Tabor Electronics have gathered all the feed-back from QC users to define the next generation of products; the Proteus family of AWG and AWT (Arbitrary Waveform Transceiver, figure 6). Available in different form factors (PXI modular, desktop, and benchtop) and sampling rates (1.25GSa/s, 2.5Gsa/s and 9Gsa/s) with an usable analog BW close to 8GHz, all the components of the family share the same basic compact, high-density architecture, offering up to 4 16-bit AWG channels in a 2-slot PXI module or up to 12 AWG channels in a single desktop or benchtop system. Waveform memory size is huge (up to 16GSamples) and memory segmentation and advanced sequencing (including conditional branching) can support the most extreme synchronized waveform generation scenarios.

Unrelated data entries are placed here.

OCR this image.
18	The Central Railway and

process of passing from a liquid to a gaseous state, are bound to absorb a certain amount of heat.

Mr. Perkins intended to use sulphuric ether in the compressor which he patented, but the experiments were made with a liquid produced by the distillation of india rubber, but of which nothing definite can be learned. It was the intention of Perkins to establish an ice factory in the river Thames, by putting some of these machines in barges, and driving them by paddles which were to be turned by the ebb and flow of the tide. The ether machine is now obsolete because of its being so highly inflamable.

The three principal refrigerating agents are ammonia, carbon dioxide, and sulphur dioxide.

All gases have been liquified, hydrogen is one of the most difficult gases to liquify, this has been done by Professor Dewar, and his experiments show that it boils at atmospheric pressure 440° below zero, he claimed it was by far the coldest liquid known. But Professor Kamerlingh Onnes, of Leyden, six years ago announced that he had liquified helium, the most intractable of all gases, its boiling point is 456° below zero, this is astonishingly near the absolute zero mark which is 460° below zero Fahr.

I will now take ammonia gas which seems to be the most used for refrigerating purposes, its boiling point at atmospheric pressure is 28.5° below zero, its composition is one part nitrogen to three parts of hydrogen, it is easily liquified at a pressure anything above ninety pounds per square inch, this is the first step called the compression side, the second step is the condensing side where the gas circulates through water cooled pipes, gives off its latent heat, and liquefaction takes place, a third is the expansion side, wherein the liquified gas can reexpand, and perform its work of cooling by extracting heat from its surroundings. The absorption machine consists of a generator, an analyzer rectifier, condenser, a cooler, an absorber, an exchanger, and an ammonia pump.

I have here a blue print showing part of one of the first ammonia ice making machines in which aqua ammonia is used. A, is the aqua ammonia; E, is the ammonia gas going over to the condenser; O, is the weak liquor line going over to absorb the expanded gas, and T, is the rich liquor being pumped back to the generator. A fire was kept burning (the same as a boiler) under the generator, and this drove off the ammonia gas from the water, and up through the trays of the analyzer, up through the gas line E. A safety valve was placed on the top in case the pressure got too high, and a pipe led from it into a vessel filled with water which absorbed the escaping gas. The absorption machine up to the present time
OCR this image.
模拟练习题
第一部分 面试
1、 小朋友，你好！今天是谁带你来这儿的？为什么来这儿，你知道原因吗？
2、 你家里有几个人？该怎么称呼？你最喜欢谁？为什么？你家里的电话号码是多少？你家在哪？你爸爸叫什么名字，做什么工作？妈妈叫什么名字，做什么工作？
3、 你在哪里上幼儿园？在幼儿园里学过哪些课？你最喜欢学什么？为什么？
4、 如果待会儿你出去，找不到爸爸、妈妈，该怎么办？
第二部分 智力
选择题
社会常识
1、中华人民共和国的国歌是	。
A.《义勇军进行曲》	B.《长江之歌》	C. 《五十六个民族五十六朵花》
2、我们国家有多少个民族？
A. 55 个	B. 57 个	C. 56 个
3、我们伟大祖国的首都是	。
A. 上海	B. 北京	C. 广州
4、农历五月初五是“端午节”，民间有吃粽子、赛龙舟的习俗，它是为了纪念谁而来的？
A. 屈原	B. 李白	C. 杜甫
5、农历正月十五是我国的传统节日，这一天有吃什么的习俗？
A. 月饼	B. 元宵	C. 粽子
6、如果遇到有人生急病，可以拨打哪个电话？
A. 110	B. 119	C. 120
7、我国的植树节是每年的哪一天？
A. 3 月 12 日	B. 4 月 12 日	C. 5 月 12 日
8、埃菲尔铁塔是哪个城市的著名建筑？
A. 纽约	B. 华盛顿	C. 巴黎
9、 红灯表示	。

However, although impressive, the AWG performance is not the only appealing characteristic of the Proteus solution for quantum computer researchers and designers. It is the built-in capability of closing the loop and implement “feedback-forward” cycles at the right speed what allows operational quantum computers to work. And this is possible for two reasons. First, the Proteus family creates a new product category, the AWT (Arbitrary Waveform Transceiver), by incorporating a two-channel 12-bit digitizer per PXI module (up to 4 channels per desktop or benchtop system) running at up to 5.4GSa/s with enough analog BW to digitize signals up to 9GHz. The second reason is the availability of a high-speed FPGA (Field Programmable Gate Array) (Xilinx UltraScale KU-060) that is open for users to be programmed. This FPGA is directly connected to the analog outputs (AWG) and inputs (digitizer), the DDR4 massive memory, multiple digital 1.25 Gbps digital input/outputs (8 markers and 2 GPIO) and the PCIe Gen3, 8-lanes backplane capable of supporting sustained communication at 50Gb/s (Figure 1.10).
The new Tabor Proteus series of Arbitrary Waveform Transceivers is designed to match the requirements of Quantum Computer designers. It combines analog and digital high-speed inputs and outputs in the same platform along with a user-accessible FPGA for applications required closed-loop and real-time signal processing. The PXI modules (Figure 1.8) can incorporate up to 4 channels of AWG (1.25, 2.5, or 9GSa/s) and 2 digitizer channels (2.7 or 5.4 GSa/s) with up to 10 digital input/outputs (1.25gbps) in a single 2 o 3-slot PXI module. The benchtop models (Figure 1.9) can incorporate up to 12 channels of AWG and up to 4 digitizer channels in a single device. Multiple modules and devices can operate synchronously without the need for additional synchronization hardware.
Both the AWG and digitizer blocks have been designed to directly generate and capture RF and microwave signals. Analog output channels incorporate internal numerical IQ modulators and upconverters (DUC Digital Up-Converter) while analog input channels can incorporate digital down converters and demodulators as standard processing blocks in the FPGA. RF quality of the signals in excellent regarding SFDR (Spurious Free Dynamic Range) and phase noise.
The block diagram below is for a Proteus PXI AWT module that is very similar to the one for the Classical/Quantum Computing Interface shown in Figure 1.6. Both the inputs and outputs can be used to the acquisition and generation of baseband (DC to Sample Rate /2) and RF over multiple Nyquist Bands up to 8GHz. A great portion of the gates in the Xilinx Kintex© FPGA are free to use so any application-specific closed loop control and/or signal processing application can be implemented. The massive DDR4 memory is capable of storing up to 16GSamples while the PCIe Gen.3, 8 lanes bus can handle continuous streaming from the digitizer or to the AWG at sampling rates beyond 6GSa/s. The same bus allows for the fast interconnection of multiple modules.